Il en va de même pour la question raciale : lutter contre la discrimination raciale au niveau individuel est une chose ; promouvoir l'idée que le racisme est ancré dans la société à tous les niveaux, comme une force systémique et omniprésente, et que certains groupes raciaux ou ethniques portent des responsabilités historiques qu'ils doivent racheter, en est une autre.
Pire encore, la volonté agressive d'imposer certaines visions du monde se prolonge souvent par l'humiliation publique, la culture de l'annulation, voire la censure – aujourd'hui repensée sous le terme de “lutte contre la désinformation”.
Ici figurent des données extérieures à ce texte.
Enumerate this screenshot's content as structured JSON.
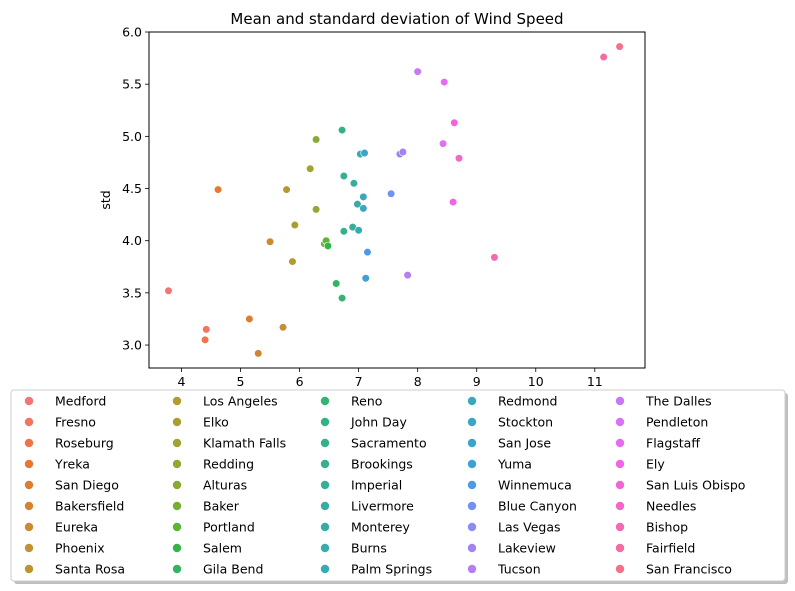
{
  "chart_data": {
    "type": "scatter",
    "title": "Mean and standard deviation of Wind Speed",
    "xlabel": "",
    "ylabel": "std",
    "xlim": [
      3.45,
      11.85
    ],
    "ylim": [
      2.78,
      6.0
    ],
    "xticks": [
      "4",
      "5",
      "6",
      "7",
      "8",
      "9",
      "10",
      "11"
    ],
    "yticks": [
      "3.0",
      "3.5",
      "4.0",
      "4.5",
      "5.0",
      "5.5",
      "6.0"
    ],
    "grid": false,
    "legend_position": "bottom",
    "series": [
      {
        "name": "Medford",
        "color": "#f37376",
        "x": 3.78,
        "y": 3.52
      },
      {
        "name": "Fresno",
        "color": "#f27461",
        "x": 4.42,
        "y": 3.15
      },
      {
        "name": "Roseburg",
        "color": "#ef7448",
        "x": 4.4,
        "y": 3.05
      },
      {
        "name": "Yreka",
        "color": "#e5792f",
        "x": 4.62,
        "y": 4.49
      },
      {
        "name": "San Diego",
        "color": "#dd7d31",
        "x": 5.15,
        "y": 3.25
      },
      {
        "name": "Bakersfield",
        "color": "#d38331",
        "x": 5.3,
        "y": 2.92
      },
      {
        "name": "Eureka",
        "color": "#cb8a31",
        "x": 5.5,
        "y": 3.99
      },
      {
        "name": "Phoenix",
        "color": "#c39032",
        "x": 5.72,
        "y": 3.17
      },
      {
        "name": "Santa Rosa",
        "color": "#bb9532",
        "x": 5.78,
        "y": 4.49
      },
      {
        "name": "Los Angeles",
        "color": "#b39a32",
        "x": 5.88,
        "y": 3.8
      },
      {
        "name": "Elko",
        "color": "#aa9e32",
        "x": 5.92,
        "y": 4.15
      },
      {
        "name": "Klamath Falls",
        "color": "#a0a232",
        "x": 6.18,
        "y": 4.69
      },
      {
        "name": "Redding",
        "color": "#95a632",
        "x": 6.28,
        "y": 4.3
      },
      {
        "name": "Alturas",
        "color": "#87aa32",
        "x": 6.28,
        "y": 4.97
      },
      {
        "name": "Baker",
        "color": "#76ae32",
        "x": 6.42,
        "y": 3.97
      },
      {
        "name": "Portland",
        "color": "#5db332",
        "x": 6.45,
        "y": 4.0
      },
      {
        "name": "Salem",
        "color": "#33b546",
        "x": 6.48,
        "y": 3.95
      },
      {
        "name": "Gila Bend",
        "color": "#34b462",
        "x": 6.62,
        "y": 3.59
      },
      {
        "name": "Reno",
        "color": "#35b373",
        "x": 6.72,
        "y": 3.45
      },
      {
        "name": "John Day",
        "color": "#35b27f",
        "x": 6.72,
        "y": 5.06
      },
      {
        "name": "Sacramento",
        "color": "#35b089",
        "x": 6.75,
        "y": 4.09
      },
      {
        "name": "Brookings",
        "color": "#36af92",
        "x": 6.75,
        "y": 4.62
      },
      {
        "name": "Imperial",
        "color": "#36ae99",
        "x": 6.9,
        "y": 4.13
      },
      {
        "name": "Livermore",
        "color": "#37ada0",
        "x": 6.92,
        "y": 4.55
      },
      {
        "name": "Monterey",
        "color": "#37aca7",
        "x": 6.98,
        "y": 4.35
      },
      {
        "name": "Burns",
        "color": "#38abad",
        "x": 7.0,
        "y": 4.1
      },
      {
        "name": "Palm Springs",
        "color": "#38aab4",
        "x": 7.03,
        "y": 4.83
      },
      {
        "name": "Redmond",
        "color": "#39a8bb",
        "x": 7.08,
        "y": 4.42
      },
      {
        "name": "Stockton",
        "color": "#39a7c3",
        "x": 7.08,
        "y": 4.31
      },
      {
        "name": "San Jose",
        "color": "#3ba4cc",
        "x": 7.1,
        "y": 4.84
      },
      {
        "name": "Yuma",
        "color": "#3ca1d8",
        "x": 7.12,
        "y": 3.64
      },
      {
        "name": "Winnemuca",
        "color": "#4f9ae8",
        "x": 7.15,
        "y": 3.89
      },
      {
        "name": "Blue Canyon",
        "color": "#7191f4",
        "x": 7.55,
        "y": 4.45
      },
      {
        "name": "Las Vegas",
        "color": "#8c8af4",
        "x": 7.7,
        "y": 4.83
      },
      {
        "name": "Lakeview",
        "color": "#a283f4",
        "x": 7.75,
        "y": 4.85
      },
      {
        "name": "Tucson",
        "color": "#b67ef4",
        "x": 7.83,
        "y": 3.67
      },
      {
        "name": "The Dalles",
        "color": "#c878f4",
        "x": 8.0,
        "y": 5.62
      },
      {
        "name": "Pendleton",
        "color": "#d972f4",
        "x": 8.43,
        "y": 4.93
      },
      {
        "name": "Flagstaff",
        "color": "#e76bf2",
        "x": 8.45,
        "y": 5.52
      },
      {
        "name": "Ely",
        "color": "#f066e4",
        "x": 8.6,
        "y": 4.37
      },
      {
        "name": "San Luis Obispo",
        "color": "#f265d4",
        "x": 8.62,
        "y": 5.13
      },
      {
        "name": "Needles",
        "color": "#f467c4",
        "x": 8.7,
        "y": 4.79
      },
      {
        "name": "Bishop",
        "color": "#f569b4",
        "x": 9.3,
        "y": 3.84
      },
      {
        "name": "Fairfield",
        "color": "#f66ba0",
        "x": 11.15,
        "y": 5.76
      },
      {
        "name": "San Francisco",
        "color": "#f66f8b",
        "x": 11.42,
        "y": 5.86
      }
    ]
  }
}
De plus, des concepts sur lesquels la plupart des gens s'accordent – par exemple, l'interdiction de discrimination fondée sur la couleur de peau – ont souvent tendance à être instrumentalisés afin de promouvoir des approches unilatérales sur des sujets très polarisants, tels que l'immigration et le multiculturalisme. Il va sans dire que l'on peut être favorable à des restrictions (plus importantes) à l'immigration pour des raisons qui ne sont pas fondées sur la race ou le racisme, mais qui sont liées, par exemple, à des préoccupations concernant les capacités économiques, la sécurité publique, la sécurité nationale ou la cohésion sociale. Pourtant, ces positions nuancées sont souvent occultées dans les débats publics qui tendent à présenter les choses en termes moraux trop simplistes – souvent en faisant appel à des discours progressistes d'apparence bénigne, comme ceux évoqués ci-dessus.
En bref, le débat autour des “valeurs” est bien plus nuancé et complexe qu'il n'y paraît de prime abord, même lorsque les “valeurs” en question sont celles que la plupart des gens soutiennent instinctivement, telles que le “respect de la dignité humaine et des droits de l'Homme”, l'“égalité” et l'“état de droit”.
Même si l'UE se limitait à une interprétation minimaliste et strictement légaliste de ces principes, elle serait inévitablement confrontée à des désaccords politiques sur leur application. Exemple : comment concilier les droits de certains groupes avec ceux d'autres – comme les droits des personnes transgenres par rapport à ceux des femmes, ou les droits des demandeurs d'asile par rapport à ceux des citoyens ordinaires ?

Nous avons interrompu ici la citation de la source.